What did you do that made it possible for you to make that shift into genuine openness and vulnerability?
I would consider myself a Buddhist. I've been trying to practice meditation daily, over the past two years. I think meditation really helps a lot, just like observing your thoughts and your emotions. I think with meditation, there's obviously a therapeutic aspect to it, which is bringing calm into your life. But I think for me, a level above that is a more spiritual aspect. I think ‘spiritual’ is a word that's bandied around a lot.

For me, it's just trying to make my life more ‘true’. And I don't know if that's ‘true’, in an absolute sense, but just relative to me. I guess the whole Buddhist dogma is ‘how can we alleviate suffering?’ and I think, just communicating emotions is a big part of it. Recognising the emotions that come in. It's not blocking out the emotion... it's seeing the wave come in and just like observing it. Maybe you have to ride through it, maybe it washes away, but you just observe it.





What qualities do you think going to the Ponds add to your life?
It gives me a sense of peace and calmness, and it’s also great for resilience. It makes you do things you don’t necessarily want to. I think it’s good for challenging your idea of what you want at a particular time vs what is actually good for you.
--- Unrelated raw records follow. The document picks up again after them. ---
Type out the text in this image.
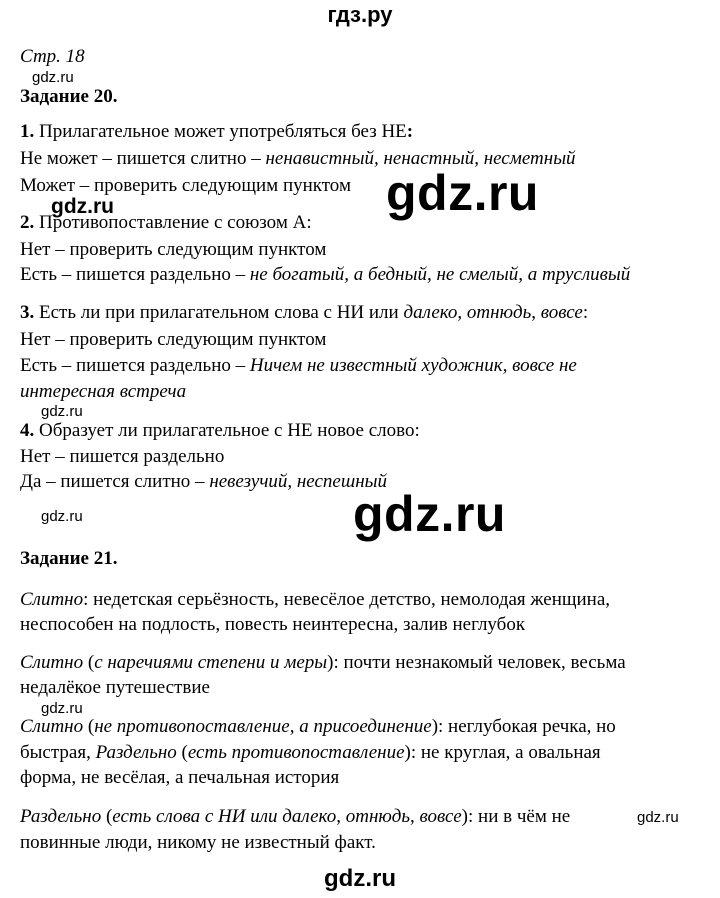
гдз.ру
Стр. 18
gdz.ru
Задание 20.
1. Прилагательное может употребляться без НЕ:
Не может – пишется слитно – ненавистный, ненастный, несметный
Может – проверить следующим пунктом gdz.ru
gdz.ru
2. Противопоставление с союзом А:
Нет – проверить следующим пунктом
Есть – пишется раздельно – не богатый, а бедный, не смелый, а трусливый
3. Есть ли при прилагательном слова с НИ или далеко, отнюдь, вовсе:
Нет – проверить следующим пунктом
Есть – пишется раздельно – Ничем не известный художник, вовсе не
интересная встреча
gdz.ru
4. Образует ли прилагательное с НЕ новое слово:
Нет – пишется раздельно
Да – пишется слитно – невезучий, неспешный
gdz.ru	gdz.ru
Задание 21.
Слитно: недетская серьёзность, невесёлое детство, немолодая женщина,
неспособен на подлость, повесть неинтересна, залив неглубок
Слитно (с наречиями степени и меры): почти незнакомый человек, весьма
недалёкое путешествие
gdz.ru
Слитно (не противопоставление, а присоединение): неглубокая речка, но
быстрая, Раздельно (есть противопоставление): не круглая, а овальная
форма, не весёлая, а печальная история
Раздельно (есть слова с НИ или далеко, отнюдь, вовсе): ни в чём не	gdz.ru
повинные люди, никому не известный факт.
gdz.ru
When it's like dead winter in February, and it's freezing outside, you look out the window and it's just grey, drab, and cold. Then to go swim- I find it very hard to go by myself. I need a friend to go with and we both motivate each other to go. I think we're better for it. Even if it's a bit gritty and cold. There's something about that shared experience that's so nice. You know, we always get cosy and warm afterwards.

I think this is definitely a realization that I have come to, that what we may want at a particular time is not the most important or beneficial thing personally, societally or environmentally. For example, kids always want ice-creams, but you can’t give them ice creams all the time.



Do you have a favourite memory at the Ponds?
Yeah, I do, my favourite memories have always been when it’s chucking it down with rain. You have the whole Pond to yourself, it’s so peaceful and calming. I remember a few years ago, I went with my dad and we both left with a big smile on our face.